At the start, some startups get obsessed with pleasing a certain customer group. The issue is that it’s tough to identify the customer group before we realize what we want to do. It’s unclear how broad it should be, and that we’re talking to the same audience throughout our validation stage.
When we talk to 10 b2b salesmen and get various results, it’s unclear if we should group them by experience, salary, number of calls they have each week, or something else.
Other startups stick to the product. They ship the prototype and then start pushing it to potential customers. I usually lasted for 4-8 weeks before I dropped my products using this methodology.
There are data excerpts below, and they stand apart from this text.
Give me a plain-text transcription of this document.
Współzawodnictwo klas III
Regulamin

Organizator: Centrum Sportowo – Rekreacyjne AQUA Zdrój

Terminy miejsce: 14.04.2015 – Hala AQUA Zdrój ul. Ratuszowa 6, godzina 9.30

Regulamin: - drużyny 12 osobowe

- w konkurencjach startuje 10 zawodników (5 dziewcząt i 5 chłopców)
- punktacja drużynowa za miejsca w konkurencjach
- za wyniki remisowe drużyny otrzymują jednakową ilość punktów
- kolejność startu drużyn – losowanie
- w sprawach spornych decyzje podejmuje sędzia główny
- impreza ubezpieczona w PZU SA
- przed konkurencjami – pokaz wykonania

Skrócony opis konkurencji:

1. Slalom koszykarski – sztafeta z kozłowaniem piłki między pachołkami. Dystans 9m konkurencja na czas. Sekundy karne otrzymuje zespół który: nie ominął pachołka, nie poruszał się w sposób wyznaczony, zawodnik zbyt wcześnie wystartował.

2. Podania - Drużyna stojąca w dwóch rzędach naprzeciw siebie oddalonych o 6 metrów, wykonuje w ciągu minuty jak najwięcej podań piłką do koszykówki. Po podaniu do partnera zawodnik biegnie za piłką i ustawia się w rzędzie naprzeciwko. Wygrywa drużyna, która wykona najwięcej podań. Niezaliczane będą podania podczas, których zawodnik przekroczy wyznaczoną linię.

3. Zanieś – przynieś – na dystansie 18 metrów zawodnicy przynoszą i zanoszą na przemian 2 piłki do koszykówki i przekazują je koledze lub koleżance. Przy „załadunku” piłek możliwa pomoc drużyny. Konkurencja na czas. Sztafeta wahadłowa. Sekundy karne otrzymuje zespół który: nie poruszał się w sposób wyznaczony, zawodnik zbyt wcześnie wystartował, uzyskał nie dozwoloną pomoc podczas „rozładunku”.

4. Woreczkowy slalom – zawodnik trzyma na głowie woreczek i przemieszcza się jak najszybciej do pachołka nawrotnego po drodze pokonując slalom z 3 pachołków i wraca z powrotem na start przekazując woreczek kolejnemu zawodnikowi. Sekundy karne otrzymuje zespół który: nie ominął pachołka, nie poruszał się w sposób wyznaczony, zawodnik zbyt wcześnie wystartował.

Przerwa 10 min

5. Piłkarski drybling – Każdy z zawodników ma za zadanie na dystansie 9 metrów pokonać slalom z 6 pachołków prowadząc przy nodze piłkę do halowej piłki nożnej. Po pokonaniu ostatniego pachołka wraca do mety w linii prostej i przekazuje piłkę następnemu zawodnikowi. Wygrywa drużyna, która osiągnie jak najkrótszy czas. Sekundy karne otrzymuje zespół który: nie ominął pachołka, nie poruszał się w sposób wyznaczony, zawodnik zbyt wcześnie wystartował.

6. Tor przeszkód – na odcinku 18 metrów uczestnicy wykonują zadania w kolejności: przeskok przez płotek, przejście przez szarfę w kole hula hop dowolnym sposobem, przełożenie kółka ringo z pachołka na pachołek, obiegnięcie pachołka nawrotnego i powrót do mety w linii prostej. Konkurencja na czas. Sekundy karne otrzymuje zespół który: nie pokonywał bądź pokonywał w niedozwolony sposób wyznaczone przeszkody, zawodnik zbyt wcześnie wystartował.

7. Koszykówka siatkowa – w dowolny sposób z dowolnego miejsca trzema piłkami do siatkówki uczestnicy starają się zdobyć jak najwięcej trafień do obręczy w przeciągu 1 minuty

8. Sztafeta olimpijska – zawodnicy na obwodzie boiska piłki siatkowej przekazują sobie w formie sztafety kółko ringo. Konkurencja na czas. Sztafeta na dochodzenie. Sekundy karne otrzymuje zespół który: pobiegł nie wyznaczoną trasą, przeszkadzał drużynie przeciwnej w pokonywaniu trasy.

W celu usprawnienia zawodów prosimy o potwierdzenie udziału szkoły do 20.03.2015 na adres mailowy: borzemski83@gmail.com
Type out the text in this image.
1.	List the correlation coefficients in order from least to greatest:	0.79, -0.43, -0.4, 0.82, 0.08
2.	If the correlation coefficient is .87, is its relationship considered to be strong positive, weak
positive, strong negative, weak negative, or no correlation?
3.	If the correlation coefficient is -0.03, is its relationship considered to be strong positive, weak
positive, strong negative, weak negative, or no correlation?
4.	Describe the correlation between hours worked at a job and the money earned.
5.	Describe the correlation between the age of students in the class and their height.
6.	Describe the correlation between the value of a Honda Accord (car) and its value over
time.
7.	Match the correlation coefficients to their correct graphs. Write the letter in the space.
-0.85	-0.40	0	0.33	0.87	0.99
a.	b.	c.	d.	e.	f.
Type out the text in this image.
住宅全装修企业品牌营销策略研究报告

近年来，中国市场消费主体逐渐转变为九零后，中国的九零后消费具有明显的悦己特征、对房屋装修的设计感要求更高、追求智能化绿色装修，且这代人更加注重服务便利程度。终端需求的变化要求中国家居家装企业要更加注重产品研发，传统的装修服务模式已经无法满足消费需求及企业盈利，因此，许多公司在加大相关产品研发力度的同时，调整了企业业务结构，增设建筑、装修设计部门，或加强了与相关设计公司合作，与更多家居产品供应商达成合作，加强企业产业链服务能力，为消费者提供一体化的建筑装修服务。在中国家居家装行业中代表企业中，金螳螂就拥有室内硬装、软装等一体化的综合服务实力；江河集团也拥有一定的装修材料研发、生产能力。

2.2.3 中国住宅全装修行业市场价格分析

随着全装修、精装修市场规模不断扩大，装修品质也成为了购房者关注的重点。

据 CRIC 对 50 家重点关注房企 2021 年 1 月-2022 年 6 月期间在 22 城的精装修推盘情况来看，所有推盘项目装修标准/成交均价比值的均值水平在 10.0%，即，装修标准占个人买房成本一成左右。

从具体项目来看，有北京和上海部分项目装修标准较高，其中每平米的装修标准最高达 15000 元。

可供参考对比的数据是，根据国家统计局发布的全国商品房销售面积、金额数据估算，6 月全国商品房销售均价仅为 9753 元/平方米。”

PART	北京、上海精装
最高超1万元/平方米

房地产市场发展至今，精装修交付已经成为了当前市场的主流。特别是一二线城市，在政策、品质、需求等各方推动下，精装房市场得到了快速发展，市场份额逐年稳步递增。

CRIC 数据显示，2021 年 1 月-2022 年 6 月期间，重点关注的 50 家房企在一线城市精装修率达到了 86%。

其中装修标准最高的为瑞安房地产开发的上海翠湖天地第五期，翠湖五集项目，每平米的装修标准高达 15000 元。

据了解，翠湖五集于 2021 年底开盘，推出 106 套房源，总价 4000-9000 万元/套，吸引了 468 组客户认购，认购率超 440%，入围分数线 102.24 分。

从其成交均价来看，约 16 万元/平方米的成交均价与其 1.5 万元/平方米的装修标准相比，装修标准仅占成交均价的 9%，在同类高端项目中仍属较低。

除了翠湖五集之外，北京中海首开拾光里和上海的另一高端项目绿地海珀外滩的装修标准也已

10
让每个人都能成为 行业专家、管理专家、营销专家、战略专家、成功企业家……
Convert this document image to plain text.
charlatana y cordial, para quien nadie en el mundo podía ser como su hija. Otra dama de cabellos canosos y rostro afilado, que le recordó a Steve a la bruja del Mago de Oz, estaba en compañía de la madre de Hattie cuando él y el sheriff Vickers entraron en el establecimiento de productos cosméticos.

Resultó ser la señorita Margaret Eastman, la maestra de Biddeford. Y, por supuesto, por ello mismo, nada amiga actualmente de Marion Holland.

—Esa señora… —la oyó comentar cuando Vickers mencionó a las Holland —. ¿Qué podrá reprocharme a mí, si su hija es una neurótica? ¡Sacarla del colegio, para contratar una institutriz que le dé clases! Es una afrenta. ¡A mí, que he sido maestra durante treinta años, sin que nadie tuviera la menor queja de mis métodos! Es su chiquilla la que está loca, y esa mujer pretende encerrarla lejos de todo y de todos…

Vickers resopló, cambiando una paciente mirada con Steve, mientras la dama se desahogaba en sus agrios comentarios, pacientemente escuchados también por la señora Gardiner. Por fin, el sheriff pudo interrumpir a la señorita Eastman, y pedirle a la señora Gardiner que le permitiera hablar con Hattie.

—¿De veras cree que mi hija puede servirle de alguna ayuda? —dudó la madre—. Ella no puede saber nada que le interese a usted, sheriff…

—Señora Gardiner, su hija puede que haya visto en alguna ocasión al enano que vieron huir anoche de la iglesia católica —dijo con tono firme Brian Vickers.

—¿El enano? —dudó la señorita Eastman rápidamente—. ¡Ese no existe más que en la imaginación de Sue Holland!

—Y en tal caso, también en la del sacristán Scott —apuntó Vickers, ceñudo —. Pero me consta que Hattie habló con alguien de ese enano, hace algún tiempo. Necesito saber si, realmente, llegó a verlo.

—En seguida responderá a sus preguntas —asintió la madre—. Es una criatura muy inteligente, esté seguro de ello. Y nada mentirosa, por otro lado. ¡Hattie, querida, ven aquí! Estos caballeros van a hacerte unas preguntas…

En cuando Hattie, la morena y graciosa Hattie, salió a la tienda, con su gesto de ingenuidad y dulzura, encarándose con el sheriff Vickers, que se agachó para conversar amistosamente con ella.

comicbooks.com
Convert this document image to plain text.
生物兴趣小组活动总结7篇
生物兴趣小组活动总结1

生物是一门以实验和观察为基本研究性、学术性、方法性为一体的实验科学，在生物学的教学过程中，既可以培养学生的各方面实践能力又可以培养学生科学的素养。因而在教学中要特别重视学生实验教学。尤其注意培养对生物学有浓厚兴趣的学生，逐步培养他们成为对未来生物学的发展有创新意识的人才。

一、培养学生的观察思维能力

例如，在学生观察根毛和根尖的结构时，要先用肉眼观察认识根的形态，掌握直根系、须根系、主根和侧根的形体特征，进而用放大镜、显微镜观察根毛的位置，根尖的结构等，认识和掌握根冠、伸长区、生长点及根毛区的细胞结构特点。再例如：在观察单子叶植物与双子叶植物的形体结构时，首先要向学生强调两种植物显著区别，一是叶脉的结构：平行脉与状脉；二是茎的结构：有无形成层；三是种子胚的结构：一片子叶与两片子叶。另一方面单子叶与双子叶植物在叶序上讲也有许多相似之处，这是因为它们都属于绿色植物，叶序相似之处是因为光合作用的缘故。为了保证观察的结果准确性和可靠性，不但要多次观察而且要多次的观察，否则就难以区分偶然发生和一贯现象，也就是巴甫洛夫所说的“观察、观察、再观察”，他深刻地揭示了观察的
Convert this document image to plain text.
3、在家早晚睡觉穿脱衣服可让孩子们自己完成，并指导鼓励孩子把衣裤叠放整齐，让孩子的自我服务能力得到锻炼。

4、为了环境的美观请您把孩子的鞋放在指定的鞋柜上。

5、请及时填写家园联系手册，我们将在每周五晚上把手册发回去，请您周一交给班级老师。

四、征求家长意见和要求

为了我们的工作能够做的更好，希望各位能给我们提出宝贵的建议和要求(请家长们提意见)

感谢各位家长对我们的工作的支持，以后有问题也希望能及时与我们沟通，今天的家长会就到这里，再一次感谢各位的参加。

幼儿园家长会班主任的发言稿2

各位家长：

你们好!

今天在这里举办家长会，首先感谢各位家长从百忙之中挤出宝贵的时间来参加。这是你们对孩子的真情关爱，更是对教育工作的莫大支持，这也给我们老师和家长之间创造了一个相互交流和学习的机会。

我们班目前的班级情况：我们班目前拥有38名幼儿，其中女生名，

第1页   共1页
I shipped something I’d partly use myself, and something I thought people would use. As a result, no one did. 90% of products die after founders ship them into nowhere and don’t find any customers within a few months.
I always prefer to stick to the problem: “difficulty in finding b2b leads”. There are thousands of profitable products solving this issue for dozens of customer groups.
When we focus on solving 1 problem, it’s a higher chance we’re going to find the proper solution after a few iterations. It’s best when the founder experienced the problem too. In this case, we’ll need less time to validate that it really exists.
We shouldn’t jump from one problem to another every 6 weeks. Instead, we’ll focus on a single issue we’re confident about and will pass half of this milestone before even building anything, by doing presales.